So we use the shed load feature. Now I'm going to talk a little bit later on in this talk about DNS, but needless to say, our DNS provider is NS1. We feed to them, at least initially, a CPU-based load metric for our POPs. When the average reached 60 percent, we wanted NS1 to stop serving the IP at that particular POP to clients, and we wanted to steer them to another location. However, this very rudimentary approach did not factor in our layer 4 load balancing that sits in front of HAProxy. It also didn't talk about any of the other potential metrics. The CPU might be fine, but open sockets for longer-lived connections, for example, if our POPs in Hong Kong and Singapore open up longer connections back to our data center. Therefore, you can't just take one factor to be able to determine the actual load of a data center. So we added multi-factorial. We used packets per second on our layer 4 load balancer as a percentage. We used a percentage of the total sockets available on HAProxy, and of course, we used the average CPU for the given site.

However, we did get paged. I got paged, in fact, for high CPU in our Hong Kong POP, and this is what I woke up to. It was the middle of the night, and it looked like everything was fine. Nothing had breached that blue line, which is when we want things to start moving away, but in fact, we don't even want a page on that because we created this. We got skipped. We didn't have to get paged. The traffic just gracefully moved to another site, so we had the question, why is this particular site alerting?

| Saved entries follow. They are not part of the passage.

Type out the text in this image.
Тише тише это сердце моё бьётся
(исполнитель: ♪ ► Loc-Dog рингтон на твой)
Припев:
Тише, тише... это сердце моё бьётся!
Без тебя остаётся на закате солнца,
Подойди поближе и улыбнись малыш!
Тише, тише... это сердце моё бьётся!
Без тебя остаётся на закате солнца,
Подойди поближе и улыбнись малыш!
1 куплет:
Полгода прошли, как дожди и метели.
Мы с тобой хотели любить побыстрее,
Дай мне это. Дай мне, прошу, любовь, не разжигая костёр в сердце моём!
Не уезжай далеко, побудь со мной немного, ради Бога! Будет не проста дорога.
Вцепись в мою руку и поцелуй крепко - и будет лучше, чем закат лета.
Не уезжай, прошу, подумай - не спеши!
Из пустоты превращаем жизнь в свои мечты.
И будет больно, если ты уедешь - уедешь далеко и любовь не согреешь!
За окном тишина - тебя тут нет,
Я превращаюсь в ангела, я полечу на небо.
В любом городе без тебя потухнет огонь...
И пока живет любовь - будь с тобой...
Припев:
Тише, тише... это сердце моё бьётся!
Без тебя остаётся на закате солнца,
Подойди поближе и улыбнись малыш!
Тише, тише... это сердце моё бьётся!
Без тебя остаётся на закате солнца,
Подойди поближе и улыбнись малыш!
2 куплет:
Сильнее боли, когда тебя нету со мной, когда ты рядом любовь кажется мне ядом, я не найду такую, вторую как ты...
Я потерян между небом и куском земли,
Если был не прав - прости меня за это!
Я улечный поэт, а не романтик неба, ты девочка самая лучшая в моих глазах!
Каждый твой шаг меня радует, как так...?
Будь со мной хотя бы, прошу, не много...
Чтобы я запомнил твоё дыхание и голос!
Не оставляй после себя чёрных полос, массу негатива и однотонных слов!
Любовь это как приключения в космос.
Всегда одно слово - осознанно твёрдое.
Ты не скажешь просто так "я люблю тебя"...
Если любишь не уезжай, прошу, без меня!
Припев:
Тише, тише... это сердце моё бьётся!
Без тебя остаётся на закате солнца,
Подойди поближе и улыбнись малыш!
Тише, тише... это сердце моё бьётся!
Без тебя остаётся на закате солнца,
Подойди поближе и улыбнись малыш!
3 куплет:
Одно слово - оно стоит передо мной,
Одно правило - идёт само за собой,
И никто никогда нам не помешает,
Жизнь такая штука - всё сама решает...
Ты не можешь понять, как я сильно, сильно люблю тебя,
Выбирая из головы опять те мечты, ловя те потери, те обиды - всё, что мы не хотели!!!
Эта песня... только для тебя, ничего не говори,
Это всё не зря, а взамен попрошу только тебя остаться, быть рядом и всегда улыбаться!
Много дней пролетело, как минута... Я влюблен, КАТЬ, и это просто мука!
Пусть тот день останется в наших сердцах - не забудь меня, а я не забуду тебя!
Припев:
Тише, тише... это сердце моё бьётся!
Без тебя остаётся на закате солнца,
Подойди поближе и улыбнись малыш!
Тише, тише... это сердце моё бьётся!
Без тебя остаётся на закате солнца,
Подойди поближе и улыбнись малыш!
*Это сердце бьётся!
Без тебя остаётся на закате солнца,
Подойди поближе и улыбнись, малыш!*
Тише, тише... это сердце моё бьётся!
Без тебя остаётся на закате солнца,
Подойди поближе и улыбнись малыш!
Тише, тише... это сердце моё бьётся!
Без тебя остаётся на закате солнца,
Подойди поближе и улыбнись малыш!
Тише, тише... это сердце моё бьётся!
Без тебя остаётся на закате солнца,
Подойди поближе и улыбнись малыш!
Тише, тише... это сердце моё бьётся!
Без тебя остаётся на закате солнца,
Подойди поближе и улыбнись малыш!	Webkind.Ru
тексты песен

roblox-data-informed-decision-making-shedding-loaad

Breaking down the average, what we noticed was banding. We saw these two separate groups of CPU utilization, and what happens when you take a larger and a smaller atom together and divide by the total number, you get the average, which ended up being not helpful. It caused issues. We actually got HAProxies that were running at 80% CPU utilization. We didn't know if it was actually causing an issue. We didn't see any player drops or anything, so good on you HAProxy. However, we didn't want to get into that position again of where it might actually be causing issues of latency.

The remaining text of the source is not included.